Achtung, Baustelle! Rapid in Not

Bei Rapid kam nach dem 1:2 in Salzburg die Ernüchterung.
Nach dem 1:2 in Salzburg: Diese sechs Probleme warten auf den neuen Rapid-Trainer Damir Canadi.

Gut möglich, dass im Rückblick auf die Bundesliga-Saison die 15. Runde als Knackpunkt auf dem Weg zur erfolgreichen Titelverteidigung von Salzburg gesehen wird: Mit einer beeindruckenden Vorstellung wurde Rapid beim 2:1 dominiert, dieser Powerfußball wie in der Ära Schmidt sollte in Österreich konkurrenzlos sein.

Noch liegen zwar Sturm und Altach je zwei Punkte vor dem Titelverteidiger. Doch bei den Grazern ist der Flow dahin, seit fünf Pflichtspielen gab es keinen Sieg. Und in Altach wird sich auf 36 Runden gerechnet der im Vergleich zu Salzburg bescheidene Kader auswirken. Ganz zu schweigen vom Verlust von Erfolgstrainer Damir Canadi und dessen wichtigsten Assistenten Martin Bernhard.

Und bei Rapid? "Sollte niemand vom Titel reden", wie Louis Schaub befand. Auch wenn Michael Krammer hofft, "solange es rechnerisch eine Möglichkeit gibt." Der Präsident hat mit seiner sommerlichen Festlegung auf das Ziel Meistertitel nur als Marketing-Experte recht gehabt.
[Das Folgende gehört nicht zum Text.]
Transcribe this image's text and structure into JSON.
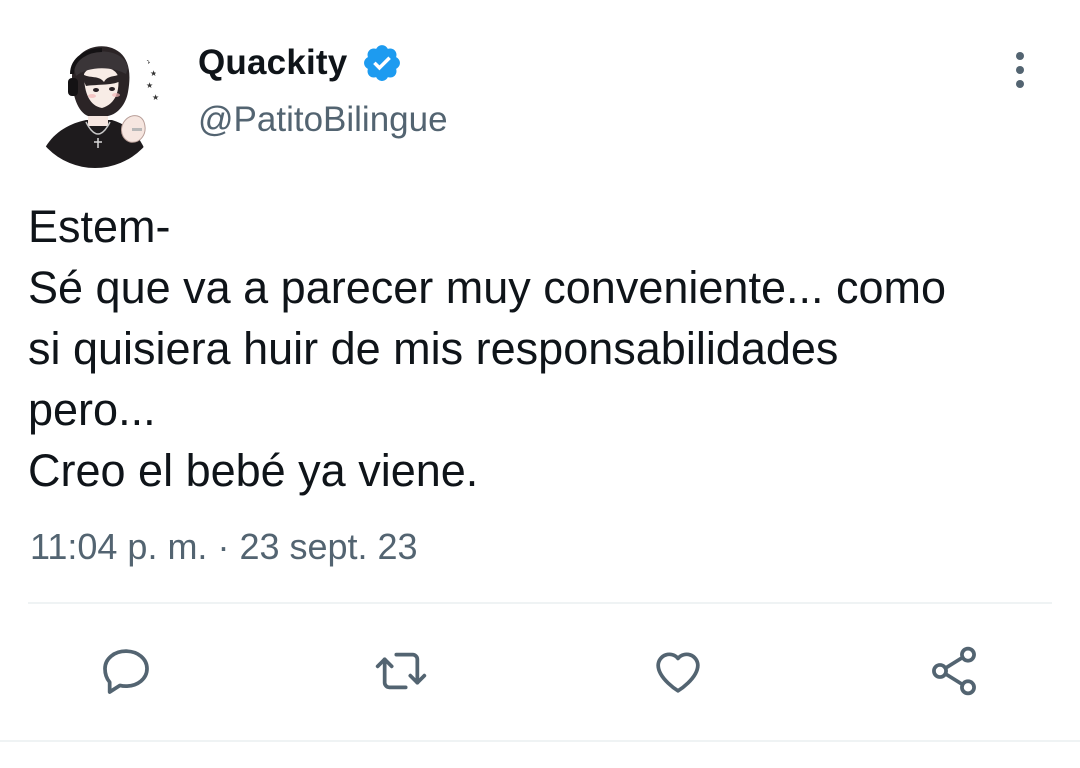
{
  "tweet": {
    "author": {
      "display_name": "Quackity",
      "handle": "@PatitoBilingue",
      "verified": true,
      "verified_color": "#1d9bf0"
    },
    "text_lines": [
      "Estem-",
      "Sé que va a parecer muy conveniente... como",
      "si quisiera huir de mis responsabilidades",
      "pero...",
      "Creo el bebé ya viene."
    ],
    "time": "11:04 p. m.",
    "separator": "·",
    "date": "23 sept. 23"
  },
  "icons": {
    "more": "more-vertical-icon",
    "verified": "verified-badge-icon",
    "reply": "reply-icon",
    "retweet": "retweet-icon",
    "like": "like-icon",
    "share": "share-icon"
  },
  "colors": {
    "text_primary": "#0f1419",
    "text_secondary": "#536471",
    "icon_color": "#536471",
    "divider": "#eff3f4"
  }
}
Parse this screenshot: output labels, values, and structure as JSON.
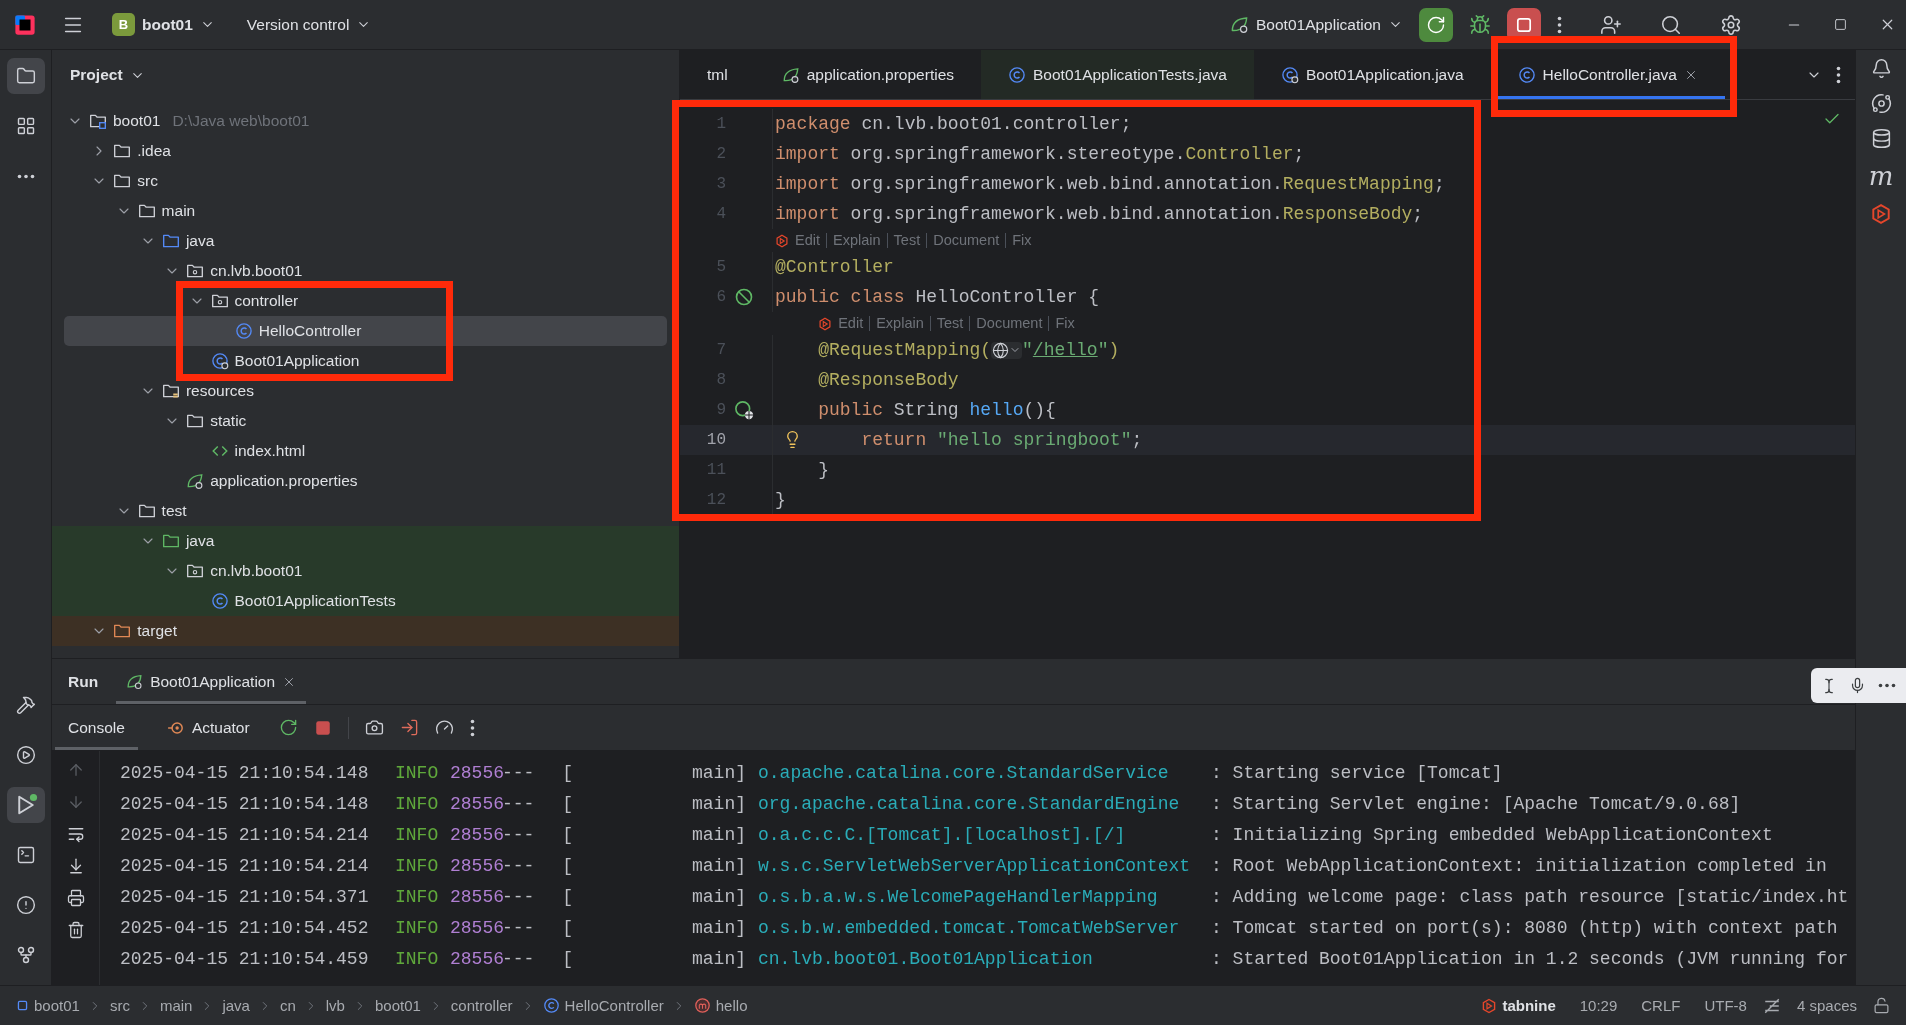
{
  "title_bar": {
    "project_badge": "B",
    "project": "boot01",
    "vcs": "Version control",
    "run_config": "Boot01Application"
  },
  "left_toolbar": {
    "top": [
      {
        "kind": "folder",
        "selected": true
      },
      {
        "kind": "structure",
        "selected": false
      },
      {
        "kind": "more",
        "selected": false
      }
    ],
    "bottom": [
      {
        "kind": "build",
        "selected": false
      },
      {
        "kind": "services",
        "selected": false
      },
      {
        "kind": "run",
        "selected": true
      },
      {
        "kind": "terminal",
        "selected": false
      },
      {
        "kind": "problems",
        "selected": false
      },
      {
        "kind": "git",
        "selected": false
      }
    ]
  },
  "project_panel": {
    "title": "Project",
    "tree": [
      {
        "label": "boot01",
        "kind": "module",
        "path": "D:\\Java web\\boot01",
        "expanded": true,
        "selected": false,
        "highlighted": false,
        "children": [
          {
            "label": ".idea",
            "kind": "folder",
            "expanded": false,
            "selected": false,
            "highlighted": false
          },
          {
            "label": "src",
            "kind": "folder",
            "expanded": true,
            "selected": false,
            "highlighted": false,
            "children": [
              {
                "label": "main",
                "kind": "folder",
                "expanded": true,
                "selected": false,
                "highlighted": false,
                "children": [
                  {
                    "label": "java",
                    "kind": "source",
                    "expanded": true,
                    "selected": false,
                    "highlighted": false,
                    "children": [
                      {
                        "label": "cn.lvb.boot01",
                        "kind": "package",
                        "expanded": true,
                        "selected": false,
                        "highlighted": false,
                        "children": [
                          {
                            "label": "controller",
                            "kind": "package",
                            "expanded": true,
                            "selected": false,
                            "highlighted": true,
                            "children": [
                              {
                                "label": "HelloController",
                                "kind": "class",
                                "selected": true,
                                "highlighted": true
                              }
                            ]
                          },
                          {
                            "label": "Boot01Application",
                            "kind": "app",
                            "selected": false,
                            "highlighted": true
                          }
                        ]
                      }
                    ]
                  },
                  {
                    "label": "resources",
                    "kind": "resources",
                    "expanded": true,
                    "selected": false,
                    "highlighted": false,
                    "children": [
                      {
                        "label": "static",
                        "kind": "folder",
                        "expanded": true,
                        "selected": false,
                        "highlighted": false,
                        "children": [
                          {
                            "label": "index.html",
                            "kind": "html",
                            "selected": false,
                            "highlighted": false
                          }
                        ]
                      },
                      {
                        "label": "application.properties",
                        "kind": "properties",
                        "selected": false,
                        "highlighted": false
                      }
                    ]
                  }
                ]
              },
              {
                "label": "test",
                "kind": "folder",
                "expanded": true,
                "selected": false,
                "highlighted": false,
                "children": [
                  {
                    "label": "java",
                    "kind": "test_source",
                    "expanded": true,
                    "selected": false,
                    "highlighted": false,
                    "children": [
                      {
                        "label": "cn.lvb.boot01",
                        "kind": "package",
                        "expanded": true,
                        "selected": false,
                        "highlighted": false,
                        "children": [
                          {
                            "label": "Boot01ApplicationTests",
                            "kind": "class",
                            "selected": false,
                            "highlighted": false
                          }
                        ]
                      }
                    ]
                  }
                ]
              }
            ]
          },
          {
            "label": "target",
            "kind": "excluded",
            "expanded": true,
            "selected": false,
            "highlighted": false
          }
        ]
      }
    ]
  },
  "editor": {
    "highlighted": true,
    "tabs": [
      {
        "label": "tml",
        "kind": "plain",
        "selected": false,
        "highlighted": false
      },
      {
        "label": "application.properties",
        "kind": "properties",
        "selected": false,
        "highlighted": false
      },
      {
        "label": "Boot01ApplicationTests.java",
        "kind": "class",
        "selected": false,
        "highlighted": false
      },
      {
        "label": "Boot01Application.java",
        "kind": "app",
        "selected": false,
        "highlighted": false
      },
      {
        "label": "HelloController.java",
        "kind": "class",
        "selected": true,
        "highlighted": true
      }
    ],
    "lines": [
      {
        "number": "1",
        "current": false,
        "segments": [
          {
            "kind": "keyword",
            "text": "package"
          },
          {
            "kind": "plain",
            "text": " cn.lvb.boot01.controller;"
          }
        ]
      },
      {
        "number": "2",
        "current": false,
        "segments": [
          {
            "kind": "keyword",
            "text": "import"
          },
          {
            "kind": "plain",
            "text": " org.springframework.stereotype."
          },
          {
            "kind": "annotation",
            "text": "Controller"
          },
          {
            "kind": "plain",
            "text": ";"
          }
        ]
      },
      {
        "number": "3",
        "current": false,
        "segments": [
          {
            "kind": "keyword",
            "text": "import"
          },
          {
            "kind": "plain",
            "text": " org.springframework.web.bind.annotation."
          },
          {
            "kind": "annotation",
            "text": "RequestMapping"
          },
          {
            "kind": "plain",
            "text": ";"
          }
        ]
      },
      {
        "number": "4",
        "current": false,
        "segments": [
          {
            "kind": "keyword",
            "text": "import"
          },
          {
            "kind": "plain",
            "text": " org.springframework.web.bind.annotation."
          },
          {
            "kind": "annotation",
            "text": "ResponseBody"
          },
          {
            "kind": "plain",
            "text": ";"
          }
        ]
      },
      {
        "number": "5",
        "current": false,
        "lens": [
          "Edit",
          "Explain",
          "Test",
          "Document",
          "Fix"
        ],
        "segments": [
          {
            "kind": "annotation",
            "text": "@Controller"
          }
        ]
      },
      {
        "number": "6",
        "current": false,
        "gutter": {
          "kind": "bean"
        },
        "segments": [
          {
            "kind": "keyword",
            "text": "public class"
          },
          {
            "kind": "plain",
            "text": " HelloController {"
          }
        ]
      },
      {
        "number": "7",
        "current": false,
        "lens": [
          "Edit",
          "Explain",
          "Test",
          "Document",
          "Fix"
        ],
        "segments": [
          {
            "kind": "annotation",
            "text": "    @RequestMapping("
          },
          {
            "kind": "globe"
          },
          {
            "kind": "string",
            "text": "\""
          },
          {
            "kind": "link",
            "text": "/hello"
          },
          {
            "kind": "string",
            "text": "\""
          },
          {
            "kind": "annotation",
            "text": ")"
          }
        ]
      },
      {
        "number": "8",
        "current": false,
        "segments": [
          {
            "kind": "annotation",
            "text": "    @ResponseBody"
          }
        ]
      },
      {
        "number": "9",
        "current": false,
        "gutter": {
          "kind": "endpoint"
        },
        "segments": [
          {
            "kind": "keyword",
            "text": "    public"
          },
          {
            "kind": "plain",
            "text": " String "
          },
          {
            "kind": "method",
            "text": "hello"
          },
          {
            "kind": "plain",
            "text": "(){"
          }
        ]
      },
      {
        "number": "10",
        "current": true,
        "gutter": {
          "kind": "bulb"
        },
        "segments": [
          {
            "kind": "keyword",
            "text": "        return"
          },
          {
            "kind": "string",
            "text": " \"hello springboot\""
          },
          {
            "kind": "plain",
            "text": ";"
          }
        ]
      },
      {
        "number": "11",
        "current": false,
        "segments": [
          {
            "kind": "plain",
            "text": "    }"
          }
        ]
      },
      {
        "number": "12",
        "current": false,
        "segments": [
          {
            "kind": "plain",
            "text": "}"
          }
        ]
      }
    ]
  },
  "right_toolbar": {
    "glyph": "m"
  },
  "bottom_panel": {
    "title": "Run",
    "tabs": [
      {
        "label": "Boot01Application",
        "selected": true
      }
    ],
    "console_tabs": [
      {
        "label": "Console",
        "kind": "console",
        "selected": true
      },
      {
        "label": "Actuator",
        "kind": "actuator",
        "selected": false
      }
    ],
    "log": [
      {
        "time": "2025-04-15 21:10:54.148",
        "level": "INFO",
        "pid": "28556",
        "separator": "--- [",
        "thread": "main]",
        "logger": "o.apache.catalina.core.StandardService",
        "message": ": Starting service [Tomcat]"
      },
      {
        "time": "2025-04-15 21:10:54.148",
        "level": "INFO",
        "pid": "28556",
        "separator": "--- [",
        "thread": "main]",
        "logger": "org.apache.catalina.core.StandardEngine",
        "message": ": Starting Servlet engine: [Apache Tomcat/9.0.68]"
      },
      {
        "time": "2025-04-15 21:10:54.214",
        "level": "INFO",
        "pid": "28556",
        "separator": "--- [",
        "thread": "main]",
        "logger": "o.a.c.c.C.[Tomcat].[localhost].[/]",
        "message": ": Initializing Spring embedded WebApplicationContext"
      },
      {
        "time": "2025-04-15 21:10:54.214",
        "level": "INFO",
        "pid": "28556",
        "separator": "--- [",
        "thread": "main]",
        "logger": "w.s.c.ServletWebServerApplicationContext",
        "message": ": Root WebApplicationContext: initialization completed in"
      },
      {
        "time": "2025-04-15 21:10:54.371",
        "level": "INFO",
        "pid": "28556",
        "separator": "--- [",
        "thread": "main]",
        "logger": "o.s.b.a.w.s.WelcomePageHandlerMapping",
        "message": ": Adding welcome page: class path resource [static/index.ht"
      },
      {
        "time": "2025-04-15 21:10:54.452",
        "level": "INFO",
        "pid": "28556",
        "separator": "--- [",
        "thread": "main]",
        "logger": "o.s.b.w.embedded.tomcat.TomcatWebServer",
        "message": ": Tomcat started on port(s): 8080 (http) with context path"
      },
      {
        "time": "2025-04-15 21:10:54.459",
        "level": "INFO",
        "pid": "28556",
        "separator": "--- [",
        "thread": "main]",
        "logger": "cn.lvb.boot01.Boot01Application",
        "message": ": Started Boot01Application in 1.2 seconds (JVM running for"
      }
    ]
  },
  "status_bar": {
    "breadcrumbs": [
      {
        "label": "boot01",
        "kind": "module"
      },
      {
        "label": "src",
        "kind": "folder"
      },
      {
        "label": "main",
        "kind": "folder"
      },
      {
        "label": "java",
        "kind": "folder"
      },
      {
        "label": "cn",
        "kind": "folder"
      },
      {
        "label": "lvb",
        "kind": "folder"
      },
      {
        "label": "boot01",
        "kind": "folder"
      },
      {
        "label": "controller",
        "kind": "folder"
      },
      {
        "label": "HelloController",
        "kind": "class"
      },
      {
        "label": "hello",
        "kind": "method"
      }
    ],
    "plugin": "tabnine",
    "caret": "10:29",
    "line_separator": "CRLF",
    "encoding": "UTF-8",
    "indent": "4 spaces"
  }
}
Aus sportlicher Sicht war es ein Eigentor, Rapid gibt laut Tabelle nur (sehr teures) Mittelmaß ab.

Schock für Canadi

Damir Canadi wirkte in Salzburg richtiggehend geschockt ob der Chancenlosigkeit seiner (zu optimistisch aufgestellten) Debüt-Elf. Sprachlos war der 46-Jährige aber nicht. Der neue Trainer hat in der ersten Arbeitswoche viele Eindrücke und Fakten gesammelt. Zusammen mit der Analyse des missglückten Debüts ergeben sich so viele Problemfelder, dass nur ein Schluss übrig bleibt: Hütteldorf gleicht einer Baustelle. Ein Überblick:

Fehlendes Tempo

Canadi lässt gerne flott spielen. Bereits seine Vorgänger Barisic und Büskens hatten darauf hingewiesen, dass dem Kader Dynamik fehlt. Vor allem am Flügel, wo nur (der verletzte) Schobesberger High Speed liefert. "Salzburg ist über uns drübergelaufen", erkannte Canadi. "Wir wollten das fehlende Tempo mit Technik ausgleichen. Das hat nicht funktioniert." Und führt zur nächsten Baustelle.

Langsame Abläufe

Das neue Trainerteam hat analysiert, dass die durchschnittliche Zeit am Ball unter Büskens angestiegen ist. Canadi drängt darauf, dass wieder schneller abgespielt wird. Doch dazu fehlen die alten Automatismen. Da bis zum 11. Dezember nur englische Wochen warten, bleibt kaum Zeit, neue Selbstverständlichkeit einzutrainieren.

Körperliche Defizite

"Ich hatte den Eindruck, dass einige auf dem letzten Zacken daherkommen", sagte Canadi nach Schlusspfiff. Tatsächlich wirkten die Salzburger nicht nur spritziger, sondern auch körperlich fitter. Aufbautraining kann es aber erst wieder 2017 geben.

Schwache Legionäre

Ö-Topf und neun Legionäre im Kader – das passt bekanntlich nicht zusammen. Noch mehr Sorgen bereitet Canadi aber das Gezeigte. "Vor allem mit der Leistung der Ausländer war ich nicht zufrieden. Sie müssen um 20 Prozent besser sein als die Österreicher", legt er fest und zielt mit seiner scharfen Kritik auf Joelinton und im Besonderen auf Mocinic. Der sensible Kroate hatte schon mit der "deutschen Härte" von Büskens und Jancker Probleme. Wie wird der Rekordeinkauf auf die Rute im eigenen Fenster reagieren?

Verletzungssorgen

Vier Stammspieler fehlten beim 1:2 verletzt. Thomas Murg ist nach einem Foul von Lainer der Nächste: Im Sprunggelenk sind gleich zwei Bänder eingerissen.

Zerstörte Hierarchie

Mario Sonnleitner war nach Steffen Hofmann, Schwab, Dibon, Max Hofmann und Schaub der sechste Kapitän in fünf Monaten. Montagabend wurde Sonnleitner für sein Gerangel in den Schlusssekunden für ein Spiel gesperrt. Damit wird gegen Sturm der siebente Kapitän auf das wackelige Rapid-Schiff geschickt werden?